An international research consortium is to embark on the most ambitious genomics program to date, with the task of sequencing 1,000 genomes within three years. The data from the project will be freely available online, providing a reference point for researchers investigating the genetic factors involved in disorders such as heart disease, cancer and schizophrenia.
The research will provide a better understanding of the way our genes differ from person to person. Most of our gene sequences are very similar, but subtle variations between them can lead to important effects. By comparing the different sequences scientists have been able to find these areas of the genome that contribute to the likelihood of developing a disease and the efficacy of different therapies.
Currently, only a handful of human genomes have been sequenced. This has been sufficient to find areas of the genome that commonly vary from person to person, but so far the sample of subjects has not been big enough to find variations that occur in only a small fraction of the population.
‘We have an incomplete map of variation in our genome at the moment – it’s a bit hit and miss,’ Dr Richard Durbin from the Sanger Institute, a member of the consortium, told scientific-computing.com. ‘The 1000 Genomes Project will provide a much better picture.’
The consortium, which includes the Wellcome Trust Sanger Institute in Cambridge, UK, the Beijing Genomics Institute in China and the US National Human Genome Research Institute, hopes to solve this by sequencing enough genomes to be able to track genetic variations that occur in just one per cent of the global population.
The project presents an enormous bioinformatics task: over its three-year period, six trillion DNA bases will be recorded, representing more genetics data than has been collected in the past 25 years. To solve this, the consortium is developing innovative ways to cope with this data.

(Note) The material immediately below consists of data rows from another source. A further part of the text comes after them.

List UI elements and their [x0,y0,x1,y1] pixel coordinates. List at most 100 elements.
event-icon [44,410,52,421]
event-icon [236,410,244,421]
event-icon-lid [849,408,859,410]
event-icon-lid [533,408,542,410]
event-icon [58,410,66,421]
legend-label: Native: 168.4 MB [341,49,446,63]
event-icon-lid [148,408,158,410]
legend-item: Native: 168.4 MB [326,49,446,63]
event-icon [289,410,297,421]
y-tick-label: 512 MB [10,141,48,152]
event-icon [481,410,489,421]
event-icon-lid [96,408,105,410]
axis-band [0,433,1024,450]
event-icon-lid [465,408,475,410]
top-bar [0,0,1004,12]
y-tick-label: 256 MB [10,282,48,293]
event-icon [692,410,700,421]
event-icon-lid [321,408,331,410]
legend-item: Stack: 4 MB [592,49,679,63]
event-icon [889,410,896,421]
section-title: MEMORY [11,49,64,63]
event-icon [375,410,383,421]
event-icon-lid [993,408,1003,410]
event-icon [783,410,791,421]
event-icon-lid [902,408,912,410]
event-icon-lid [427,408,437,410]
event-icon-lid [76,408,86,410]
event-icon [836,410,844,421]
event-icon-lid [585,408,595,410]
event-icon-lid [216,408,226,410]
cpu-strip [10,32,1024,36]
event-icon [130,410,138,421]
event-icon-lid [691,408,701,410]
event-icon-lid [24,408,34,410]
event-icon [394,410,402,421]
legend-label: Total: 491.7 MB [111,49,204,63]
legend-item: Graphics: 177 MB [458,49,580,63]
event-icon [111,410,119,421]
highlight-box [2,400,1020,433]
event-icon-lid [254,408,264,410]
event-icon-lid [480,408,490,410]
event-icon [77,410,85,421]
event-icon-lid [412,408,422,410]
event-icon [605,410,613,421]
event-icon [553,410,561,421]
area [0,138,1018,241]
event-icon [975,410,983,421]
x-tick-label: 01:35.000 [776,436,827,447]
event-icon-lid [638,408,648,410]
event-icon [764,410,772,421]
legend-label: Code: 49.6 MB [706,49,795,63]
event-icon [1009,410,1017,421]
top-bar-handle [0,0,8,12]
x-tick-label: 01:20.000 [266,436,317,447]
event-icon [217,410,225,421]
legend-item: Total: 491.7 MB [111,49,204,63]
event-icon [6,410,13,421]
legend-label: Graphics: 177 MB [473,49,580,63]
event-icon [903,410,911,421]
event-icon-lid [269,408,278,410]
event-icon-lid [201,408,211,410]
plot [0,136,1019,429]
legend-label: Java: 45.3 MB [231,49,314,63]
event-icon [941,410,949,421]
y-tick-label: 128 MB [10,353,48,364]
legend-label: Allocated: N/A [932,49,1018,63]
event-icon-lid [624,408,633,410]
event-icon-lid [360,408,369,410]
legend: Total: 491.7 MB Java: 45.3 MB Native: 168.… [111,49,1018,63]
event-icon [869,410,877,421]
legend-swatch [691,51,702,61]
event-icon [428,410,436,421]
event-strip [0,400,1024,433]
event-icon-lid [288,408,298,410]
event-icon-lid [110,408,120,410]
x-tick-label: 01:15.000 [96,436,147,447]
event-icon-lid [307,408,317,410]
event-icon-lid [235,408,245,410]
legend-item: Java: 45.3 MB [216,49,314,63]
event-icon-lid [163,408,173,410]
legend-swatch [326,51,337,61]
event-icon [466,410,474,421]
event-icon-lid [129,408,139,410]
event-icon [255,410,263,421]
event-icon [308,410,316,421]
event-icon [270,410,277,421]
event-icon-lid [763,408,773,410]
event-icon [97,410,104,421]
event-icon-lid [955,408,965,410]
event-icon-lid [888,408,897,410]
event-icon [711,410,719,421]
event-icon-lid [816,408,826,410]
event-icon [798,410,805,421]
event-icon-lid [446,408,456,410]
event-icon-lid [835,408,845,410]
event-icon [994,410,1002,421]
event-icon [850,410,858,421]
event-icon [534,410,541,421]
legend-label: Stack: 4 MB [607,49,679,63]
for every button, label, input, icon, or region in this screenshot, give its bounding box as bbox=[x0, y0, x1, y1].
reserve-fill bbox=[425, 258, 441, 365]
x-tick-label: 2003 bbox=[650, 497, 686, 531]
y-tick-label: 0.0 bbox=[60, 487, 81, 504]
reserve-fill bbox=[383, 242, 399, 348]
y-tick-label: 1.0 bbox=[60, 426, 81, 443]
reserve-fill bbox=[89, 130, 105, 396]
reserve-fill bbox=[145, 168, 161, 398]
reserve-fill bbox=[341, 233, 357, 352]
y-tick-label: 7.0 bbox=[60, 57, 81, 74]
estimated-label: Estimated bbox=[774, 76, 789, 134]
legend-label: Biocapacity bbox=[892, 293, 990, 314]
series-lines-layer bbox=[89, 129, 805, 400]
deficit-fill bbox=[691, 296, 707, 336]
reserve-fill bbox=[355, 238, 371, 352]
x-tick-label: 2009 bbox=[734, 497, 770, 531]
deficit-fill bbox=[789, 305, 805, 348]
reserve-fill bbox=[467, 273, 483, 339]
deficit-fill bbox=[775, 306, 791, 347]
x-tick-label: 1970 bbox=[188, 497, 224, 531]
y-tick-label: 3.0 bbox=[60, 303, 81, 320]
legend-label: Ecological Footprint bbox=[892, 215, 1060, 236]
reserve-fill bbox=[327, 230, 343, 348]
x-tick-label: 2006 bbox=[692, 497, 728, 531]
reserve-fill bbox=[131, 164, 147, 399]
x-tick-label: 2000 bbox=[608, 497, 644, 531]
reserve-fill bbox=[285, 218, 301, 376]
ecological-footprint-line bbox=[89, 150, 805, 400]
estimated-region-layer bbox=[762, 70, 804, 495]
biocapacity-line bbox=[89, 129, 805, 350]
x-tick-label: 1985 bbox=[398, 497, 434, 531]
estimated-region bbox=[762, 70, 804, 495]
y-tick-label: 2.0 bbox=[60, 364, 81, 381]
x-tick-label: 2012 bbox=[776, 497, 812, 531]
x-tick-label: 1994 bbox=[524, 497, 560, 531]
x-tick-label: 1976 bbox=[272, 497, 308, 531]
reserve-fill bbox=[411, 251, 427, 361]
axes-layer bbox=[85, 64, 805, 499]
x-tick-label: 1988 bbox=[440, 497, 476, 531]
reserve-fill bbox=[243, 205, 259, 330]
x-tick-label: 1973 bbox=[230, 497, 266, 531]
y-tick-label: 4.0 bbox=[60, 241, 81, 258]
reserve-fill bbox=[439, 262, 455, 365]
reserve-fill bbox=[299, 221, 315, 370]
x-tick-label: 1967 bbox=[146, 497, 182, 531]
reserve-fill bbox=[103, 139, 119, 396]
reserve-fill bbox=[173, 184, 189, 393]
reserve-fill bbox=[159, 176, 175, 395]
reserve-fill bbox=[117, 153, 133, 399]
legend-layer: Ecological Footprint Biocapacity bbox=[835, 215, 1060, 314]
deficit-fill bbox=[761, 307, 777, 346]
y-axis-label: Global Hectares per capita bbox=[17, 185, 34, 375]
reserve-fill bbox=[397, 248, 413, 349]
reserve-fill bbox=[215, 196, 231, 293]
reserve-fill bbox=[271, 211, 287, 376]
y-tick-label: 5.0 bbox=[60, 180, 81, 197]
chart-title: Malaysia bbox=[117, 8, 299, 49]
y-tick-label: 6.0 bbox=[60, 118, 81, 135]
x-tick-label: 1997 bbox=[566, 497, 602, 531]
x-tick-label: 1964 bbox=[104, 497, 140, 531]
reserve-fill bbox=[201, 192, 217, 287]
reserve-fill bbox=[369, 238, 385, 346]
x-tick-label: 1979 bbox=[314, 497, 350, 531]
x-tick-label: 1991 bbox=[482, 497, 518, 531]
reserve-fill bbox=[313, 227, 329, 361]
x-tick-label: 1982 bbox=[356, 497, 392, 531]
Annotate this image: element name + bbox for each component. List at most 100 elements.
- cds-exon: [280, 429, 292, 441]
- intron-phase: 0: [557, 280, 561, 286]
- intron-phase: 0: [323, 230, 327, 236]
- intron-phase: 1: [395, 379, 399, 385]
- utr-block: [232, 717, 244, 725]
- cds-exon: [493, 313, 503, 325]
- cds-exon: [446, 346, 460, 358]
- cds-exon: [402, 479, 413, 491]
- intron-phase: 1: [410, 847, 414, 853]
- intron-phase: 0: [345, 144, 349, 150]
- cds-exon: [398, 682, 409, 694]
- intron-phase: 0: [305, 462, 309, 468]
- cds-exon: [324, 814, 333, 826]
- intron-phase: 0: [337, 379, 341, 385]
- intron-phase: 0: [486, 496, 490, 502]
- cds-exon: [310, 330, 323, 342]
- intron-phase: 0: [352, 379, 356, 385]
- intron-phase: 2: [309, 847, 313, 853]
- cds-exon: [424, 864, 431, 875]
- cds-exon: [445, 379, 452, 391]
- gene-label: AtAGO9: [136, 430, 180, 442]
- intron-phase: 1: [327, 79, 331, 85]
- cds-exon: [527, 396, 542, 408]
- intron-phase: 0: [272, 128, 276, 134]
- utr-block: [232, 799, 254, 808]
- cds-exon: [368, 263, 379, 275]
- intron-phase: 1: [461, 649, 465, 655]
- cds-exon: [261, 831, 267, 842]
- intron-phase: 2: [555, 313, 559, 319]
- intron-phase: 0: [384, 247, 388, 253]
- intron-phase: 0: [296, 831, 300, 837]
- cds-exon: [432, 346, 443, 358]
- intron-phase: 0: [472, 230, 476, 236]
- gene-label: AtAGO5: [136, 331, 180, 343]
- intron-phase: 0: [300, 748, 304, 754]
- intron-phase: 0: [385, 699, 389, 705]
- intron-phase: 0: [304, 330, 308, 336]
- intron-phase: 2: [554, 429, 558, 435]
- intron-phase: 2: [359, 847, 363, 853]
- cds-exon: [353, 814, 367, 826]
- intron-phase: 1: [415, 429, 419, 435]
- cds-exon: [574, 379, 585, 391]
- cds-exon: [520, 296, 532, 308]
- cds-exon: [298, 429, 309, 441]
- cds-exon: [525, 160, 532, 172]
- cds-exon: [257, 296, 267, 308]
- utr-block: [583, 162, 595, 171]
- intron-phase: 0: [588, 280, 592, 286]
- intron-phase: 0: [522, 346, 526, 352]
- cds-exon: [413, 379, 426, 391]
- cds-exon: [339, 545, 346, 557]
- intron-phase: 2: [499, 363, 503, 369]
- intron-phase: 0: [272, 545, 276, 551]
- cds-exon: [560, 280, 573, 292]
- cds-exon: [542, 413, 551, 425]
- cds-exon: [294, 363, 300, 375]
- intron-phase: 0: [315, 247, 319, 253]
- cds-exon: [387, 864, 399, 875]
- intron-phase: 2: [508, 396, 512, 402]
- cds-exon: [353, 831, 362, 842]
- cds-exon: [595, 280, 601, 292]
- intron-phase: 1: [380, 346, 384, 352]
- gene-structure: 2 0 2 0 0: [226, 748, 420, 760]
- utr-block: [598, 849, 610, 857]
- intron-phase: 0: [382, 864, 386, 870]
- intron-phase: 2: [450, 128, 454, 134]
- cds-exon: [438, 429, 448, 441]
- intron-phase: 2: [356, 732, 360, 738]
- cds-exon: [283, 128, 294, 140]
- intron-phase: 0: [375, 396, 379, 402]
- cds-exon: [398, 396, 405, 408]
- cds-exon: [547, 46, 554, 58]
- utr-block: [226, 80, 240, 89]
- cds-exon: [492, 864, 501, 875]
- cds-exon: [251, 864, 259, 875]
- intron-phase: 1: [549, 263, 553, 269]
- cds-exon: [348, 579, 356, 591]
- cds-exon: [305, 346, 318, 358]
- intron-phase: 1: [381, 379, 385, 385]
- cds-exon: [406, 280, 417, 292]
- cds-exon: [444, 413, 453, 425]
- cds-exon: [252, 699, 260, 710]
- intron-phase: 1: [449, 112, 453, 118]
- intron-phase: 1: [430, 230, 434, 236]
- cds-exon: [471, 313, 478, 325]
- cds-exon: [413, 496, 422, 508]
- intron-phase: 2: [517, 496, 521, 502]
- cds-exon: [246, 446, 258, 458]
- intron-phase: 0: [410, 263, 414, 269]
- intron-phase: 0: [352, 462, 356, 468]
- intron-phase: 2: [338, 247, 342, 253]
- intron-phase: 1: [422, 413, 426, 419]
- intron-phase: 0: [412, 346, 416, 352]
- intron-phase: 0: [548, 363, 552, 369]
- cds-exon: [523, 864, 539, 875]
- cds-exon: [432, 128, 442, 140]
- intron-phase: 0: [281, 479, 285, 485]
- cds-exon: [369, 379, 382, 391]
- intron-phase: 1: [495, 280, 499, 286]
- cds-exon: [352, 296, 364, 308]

Part of the solution is the Sanger Institute’s ‘compute farm’, which contains a large number of processors and more than 300TB of memory to process and store the large volumes of data. The institute is also developing software to compare the new data with older versions of the genome, to analyse whether the differences are true variations between individuals or errors in the sequencing process. In addition, the software will use statistical techniques to find whether the presence or absence of certain variations has effects on other genes in the genome.